British High Commissioner Vicki Treadell made that comment during a public lecture and a question-and-answer session at Toitu Otago Settlers Museum in Dunedin yesterday.
Outlining the British Government view on Scottish independence, she acknowledged a planned September 18 referendum on Scotland's links with the UK was drawing closer.
Scottish people then faced a ''fundamental choice'' of pursuing independence or remaining part of a union with England and other parts of the UK which had endured more than 300 years.
She believed Scotland's future was ''safer, more prosperous and more secure'' within the UK.
Michael Russell, the Secretary for Education in the Scottish Government, also discussed Scottish independence when he visited Dunedin on March 25, accompanied by Ms Treadell.

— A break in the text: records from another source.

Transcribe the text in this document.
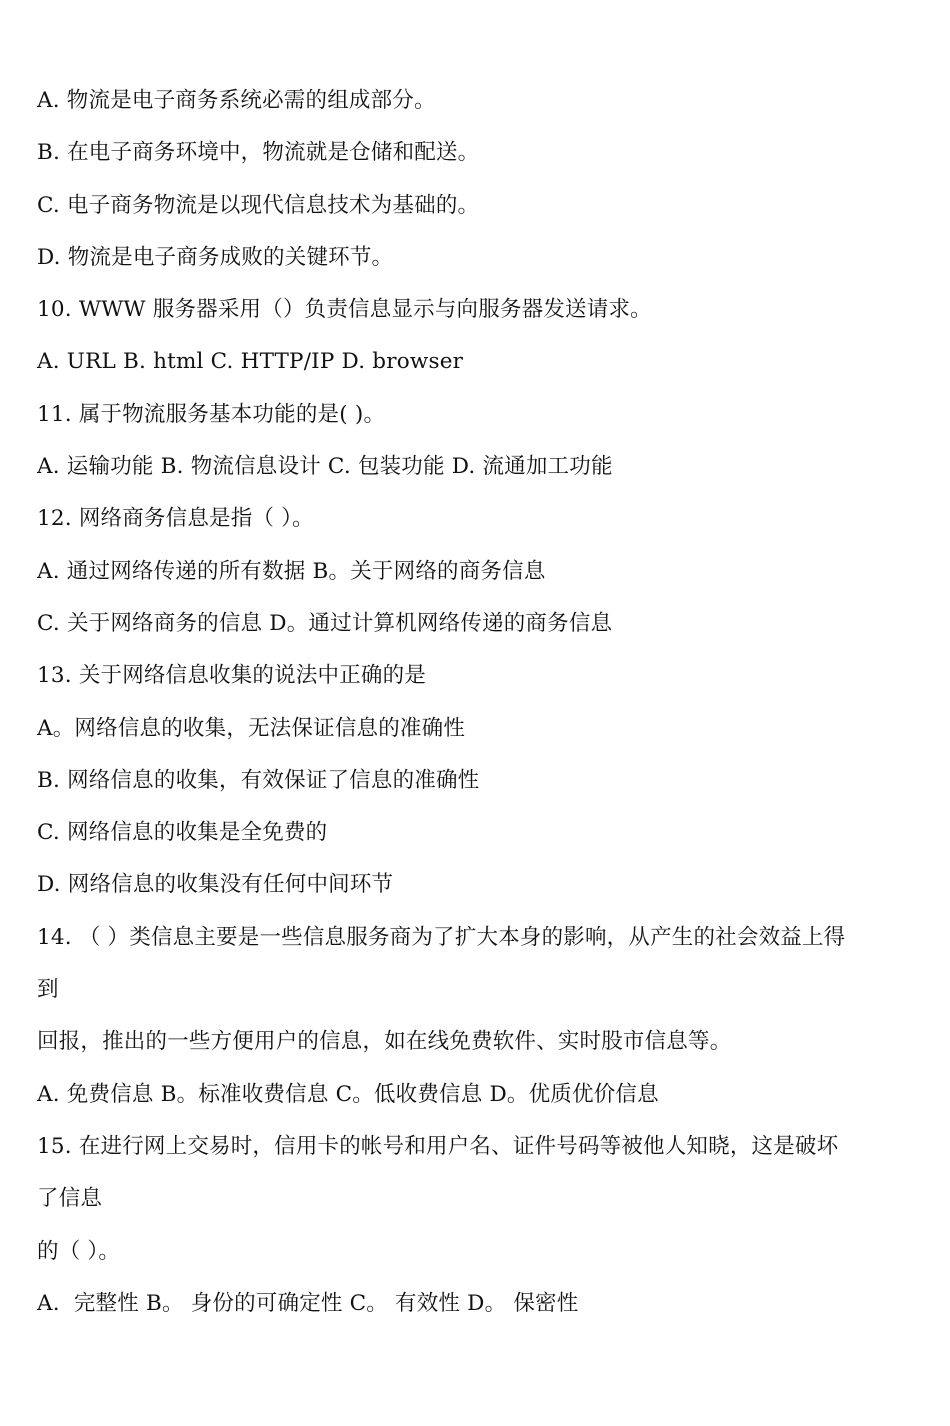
A. 物流是电子商务系统必需的组成部分。
B. 在电子商务环境中，物流就是仓储和配送。
C. 电子商务物流是以现代信息技术为基础的。
D. 物流是电子商务成败的关键环节。
10. WWW 服务器采用（）负责信息显示与向服务器发送请求。
A. URL B. html C. HTTP/IP D. browser
11. 属于物流服务基本功能的是( )。
A. 运输功能 B. 物流信息设计 C. 包装功能 D. 流通加工功能
12. 网络商务信息是指（ ）。
A. 通过网络传递的所有数据 B。关于网络的商务信息
C. 关于网络商务的信息 D。通过计算机网络传递的商务信息
13. 关于网络信息收集的说法中正确的是
A。网络信息的收集，无法保证信息的准确性
B. 网络信息的收集，有效保证了信息的准确性
C. 网络信息的收集是全免费的
D. 网络信息的收集没有任何中间环节
14. （ ）类信息主要是一些信息服务商为了扩大本身的影响，从产生的社会效益上得
到
回报，推出的一些方便用户的信息，如在线免费软件、实时股市信息等。
A. 免费信息 B。标准收费信息 C。低收费信息 D。优质优价信息
15. 在进行网上交易时，信用卡的帐号和用户名、证件号码等被他人知晓，这是破坏
了信息
的（ ）。
A.  完整性 B。 身份的可确定性 C。 有效性 D。 保密性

Mr Russell, who is a senior Scottish National Party politician, said at that stage, in an ODT interview, he was ''very optimistic'' Scottish people would vote for independence.
Ms Treadell yesterday said she was offering a factual picture of the potentially adverse implications of Scottish independence, and there was ''no threat'' in the British Government stance.
Opinion poll margins in Scotland had tightened, but combining all poll results suggested a 57% to 43% margin for a ''no'' vote on independence.
The United Kingdom was like a family, and Scotland had long benefited financially from support by taxpayers elsewhere in the UK.
Opting for independence would mean less diplomatic support for Scottish citizens abroad, and Scotland would also have to wait for later admission to international bodies such as the European Union, she said.